高校教师翻转课堂教学胜任力模型构建研究*
——兼及“人工智能+”背景下的教学新思考
2017-11-22郝兆杰
郝兆杰 潘 林
(河南大学 现代教育研究所,河南开封 475004)
高校教师翻转课堂教学胜任力模型构建研究*
——兼及“人工智能+”背景下的教学新思考
郝兆杰 潘 林
(河南大学 现代教育研究所,河南开封 475004)
翻转课堂方兴未艾,教师的能力结构制约着翻转课堂实施的效果与质量。为此,以文献研究为基础,初步筛选出高校教师翻转课堂教学胜任力因子,再通过德尔斐法获取专家信度,对高校教师翻转课堂教学胜任力初步模型进行探索性因素分析和验证性因子分析,最终形成翻转课堂教学胜任力模型。研究认为,提高高校教师翻转课堂教学胜任力,革新高校教师教学理念是前提,培养翻转课堂教学设计能力是关键,提高高校教师教学研究能力是保障。借助人工智能技术,可以将教师从翻转课堂繁重的教学任务中解放出来,让其从事更具创造性的工作;可以为学习者提供更为精准、个性化的指导,提高因材施教的达成度;并突破翻转课堂的“认知天花板”,实现学习者的深度学习。

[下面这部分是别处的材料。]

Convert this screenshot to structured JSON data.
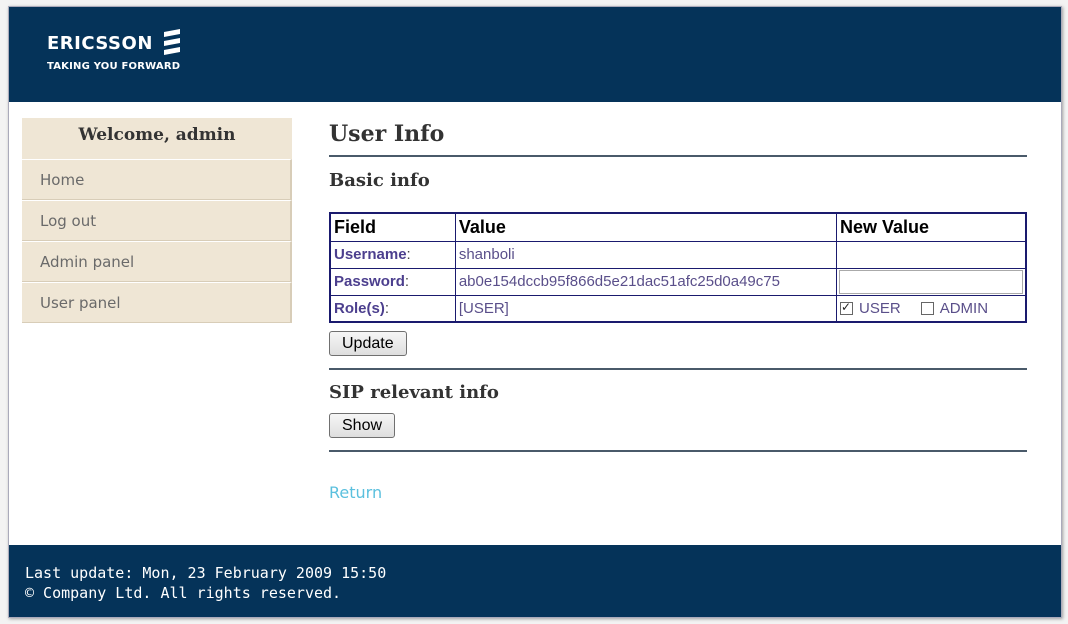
{
  "header": {
    "brand": "ERICSSON",
    "tagline": "TAKING YOU FORWARD",
    "icon": "ericsson-logo-mark",
    "color": "#053359"
  },
  "sidebar": {
    "welcome": "Welcome, admin",
    "items": [
      {
        "label": "Home"
      },
      {
        "label": "Log out"
      },
      {
        "label": "Admin panel"
      },
      {
        "label": "User panel"
      }
    ]
  },
  "main": {
    "title": "User Info",
    "basic_heading": "Basic info",
    "table": {
      "headers": [
        "Field",
        "Value",
        "New Value"
      ],
      "rows": [
        {
          "field": "Username",
          "value": "shanboli"
        },
        {
          "field": "Password",
          "value": "ab0e154dccb95f866d5e21dac51afc25d0a49c75"
        },
        {
          "field": "Role(s)",
          "value": "[USER]"
        }
      ],
      "roles": [
        {
          "label": "USER",
          "checked": true
        },
        {
          "label": "ADMIN",
          "checked": false
        }
      ]
    },
    "update_label": "Update",
    "sip_heading": "SIP relevant info",
    "show_label": "Show",
    "return_label": "Return"
  },
  "footer": {
    "last_update": "Last update: Mon, 23 February 2009 15:50",
    "copyright": "© Company Ltd. All rights reserved."
  }
}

翻转课堂;教学胜任力模型;TPACK;高校教师;人工智能;认知天花板
一、引言
翻转课堂方兴未艾。《国家教育事业发展“十三五”规划》中明确要求,要“全力推动信息技术与教育教学深度融合……利用翻转课堂、混合式教学等多种方式用好优质数字资源”。教育部《2016年教育信息化工作要点》中更是明确指出,高校应“利用在线开放课程探索翻转课堂、混合式教学等教学方式改革”。翻转课堂无疑已成为高校课堂教学改革的模式选择,成为信息技术与高校课堂教学深度融合的突破口与切入点,越来越多的高校教师正加入到翻转课堂的教学实践中。

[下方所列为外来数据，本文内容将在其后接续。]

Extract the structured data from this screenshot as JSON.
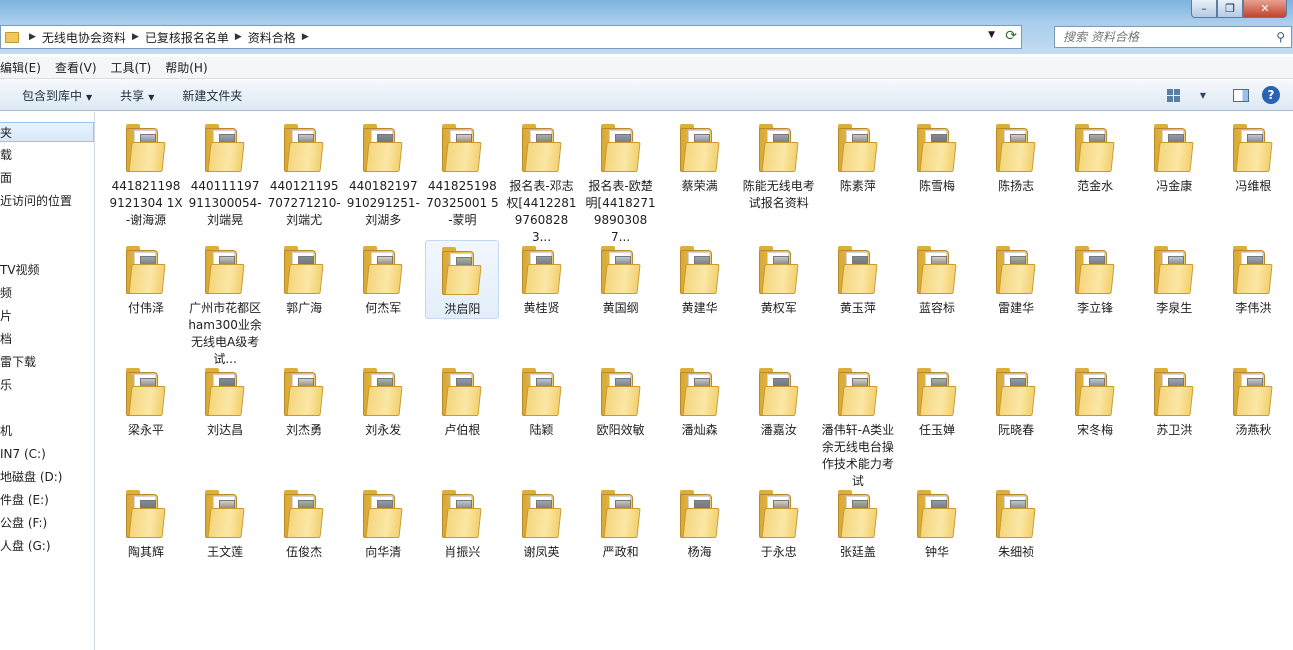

教师是实现翻转的“基”[1],教师的能力结构制约着翻转课堂实施的效果与质量。翻转课堂的挑战与困难之一就是对教师TPACK水平和能力有了更高的要求[2]。要想高效实施翻转课堂,教师应具备什么样的知识与技能?这些知识、技能之间又具有什么样的结构特征?围绕此问题开展研究,既丰富了翻转课堂理论体系,又为高校教师翻转教学能力提升与评估提供有益参考。
二、相关研究综述
(一)高校教师教学胜任力相关研究综述
胜任力这一概念,由McClelland于1973年提出。对胜任力内涵的界定,主要有三种倾向:特征观、行为观、折中观[3]。持特征观的学者,包括Mc-Clelland、Spencer、McLagan、Sandberg 等。McClelland认为,胜任力是指在工作绩效或生活成就中直接相关的知识、技能、能力、特质或动机[4]。Spencer等认为,胜任力是“将工作中高绩效者和低绩效者进行区分的深层次特征。这种特征可以是动机、特质、自我形象、态度或者价值观,包括任何可以被测量或计数的,并且能显著区分优秀绩效者和普通绩效者的个体特征”[5]。McLagan则认为,胜任力是指能够匹配优秀绩效的能力,包括知识、技能与智慧技能等[6]。Sandberg认为,胜任力并不是指所有的知识和技能,而是指在工作时人们使用的可以测量的、能够帮助实现任务目标的工作习惯和个人技能[7];行为观代表学者有Fletcher、Cockrill、仲理峰等。 Fletcher认为,“胜任力是指与工作要求相关的、具体的、能够观察到的,并且能够按照某种逻辑进行归类的行为”[8];折中观的代表学者主要有Ledford、Byham等。Ledford认为,胜任力是个人可验证的一种特质,是能够产生优秀绩效并与优秀绩效的产生密切相关的知识、技能及行为[9]。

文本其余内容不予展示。